A chaque fois, René Maratier indique "ne pas avoir eu connaissance du risque de submersion". Les services de la préfecture et de la Direction départementale de l'équipement (DDE) avaient pourtant "suffisamment insisté sur ce risque", a remarqué le président Pascal Almy, avant d'énumérer, chronologiquement, la "quarantaine" de courriers et de réunions en quinze ans, alertant le maire et lui demandant d'en informer la population de La Faute-sur-Mer.

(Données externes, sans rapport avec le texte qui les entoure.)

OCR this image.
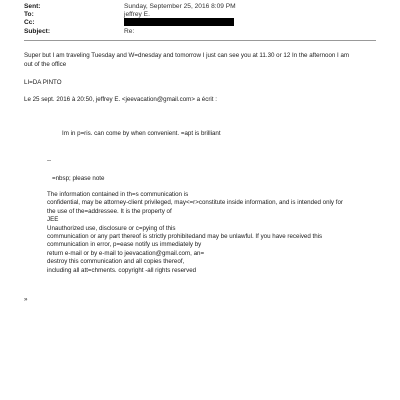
Sent:	Sunday, September 25, 2016 8:09 PM
To:	jeffrey E.
Cc:
Subject:	Re:
Super but I am traveling Tuesday and W=dnesday and tomorrow I just can see you at 11.30 or 12 In the afternoon I am
out of the office
LI=DA PINTO
Le 25 sept. 2016 à 20:50, jeffrey E. <jeevacation@gmail.com> a écrit :
Im in p=ris. can come by when convenient. =apt is brilliant
--
=nbsp; please note
The information contained in th=s communication is
confidential, may be attorney-client privileged, may<=r>constitute inside information, and is intended only for
the use of the=addressee. It is the property of
JEE
Unauthorized use, disclosure or c=pying of this
communication or any part thereof is strictly prohibitedand may be unlawful. If you have received this
communication in error, p=ease notify us immediately by
return e-mail or by e-mail to jeevacation@gmail.com, an=
destroy this communication and all copies thereof,
including all att=chments. copyright -all rights reserved
»
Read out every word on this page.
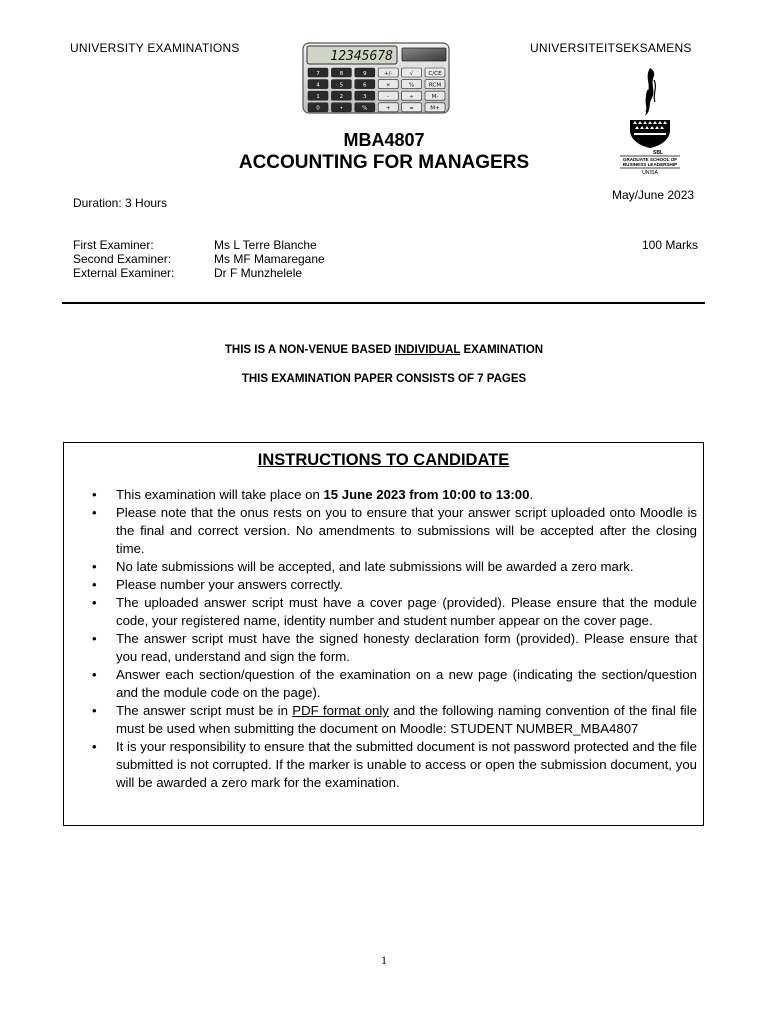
UNIVERSITY EXAMINATIONS	UNIVERSITEITSEKSAMENS
12345678
7	8	9	+/-	√	C/CE
4	5	6	×	%	RCM
1	2	3	-	÷	M-
0	•	%	+	=	M+
SBL
GRADUATE SCHOOL OF
BUSINESS LEADERSHIP
UNISA
MBA4807
ACCOUNTING FOR MANAGERS
Duration: 3 Hours
May/June 2023
100 Marks
First Examiner:	Ms L Terre Blanche
Second Examiner:	Ms MF Mamaregane
External Examiner:	Dr F Munzhelele
THIS IS A NON-VENUE BASED INDIVIDUAL EXAMINATION
THIS EXAMINATION PAPER CONSISTS OF 7 PAGES
INSTRUCTIONS TO CANDIDATE
• This examination will take place on 15 June 2023 from 10:00 to 13:00.
• Please note that the onus rests on you to ensure that your answer script uploaded onto Moodle is the final and correct version. No amendments to submissions will be accepted after the closing time.
• No late submissions will be accepted, and late submissions will be awarded a zero mark.
• Please number your answers correctly.
• The uploaded answer script must have a cover page (provided). Please ensure that the module code, your registered name, identity number and student number appear on the cover page.
• The answer script must have the signed honesty declaration form (provided). Please ensure that you read, understand and sign the form.
• Answer each section/question of the examination on a new page (indicating the section/question and the module code on the page).
• The answer script must be in PDF format only and the following naming convention of the final file must be used when submitting the document on Moodle: STUDENT NUMBER_MBA4807
• It is your responsibility to ensure that the submitted document is not password protected and the file submitted is not corrupted. If the marker is unable to access or open the submission document, you will be awarded a zero mark for the examination.
1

"Tout fait pour sécuriser la population"

"Il apparaît dans le dossier que vous n'aviez pas vraiment pris au sérieux ce risque, relayé par la préfecture", a ainsi lancé le président du tribunal. "C'est vrai qu'il n'y a pas eu de réunion publique, mais il y a quand même eu des informations qui permettaient de connaître la dangerosité de ce secteur, notamment des "articles dans Ouest-France", a affirmé René Marratier. L'ancien maire a par ailleurs assuré avoir "tout fait" pour "sécuriser" la population, en décidant notamment des "travaux d'urgence" pour rehausser la digue, entamés le 4 février 2010, soit trois semaines avant Xynthia.

Il a aussi mis en avant le fait que sa "petite commune" avait des "moyens limités" et pointé du doigt le "gros déficit de communication" de la préfecture et des services de la DDE, qui auraient pu "apporter leur aide" car ils avaient "quand même des ingénieurs, des gens à la plus grande intelligence".
Mais pour le procureur de la République Gilbert Lafaye, "vous aviez une réelle connaissance du risque. Vous avez tout fait pour nier ce risque dans un objectif économique, démographique, immobilier. (...) Car ce risque dont vous avez parfaitement conscience est un épouvantail, à futur habitant et donc à futur électeur".

L'audience a été suspendue peu avant 20 h. L'interrogatoire de l'ancien maire se poursuit encore ce mercredi. Leur procès doit se terminer le 17 octobre. Le jugement est attendu le 12 décembre. Quatre personnes physiques, dont René Marratier et son ancienne adjointe à l'urbanisme, Françoise Babin, sont jugées depuis le 15 septembre, notamment pour "homicides involontaires".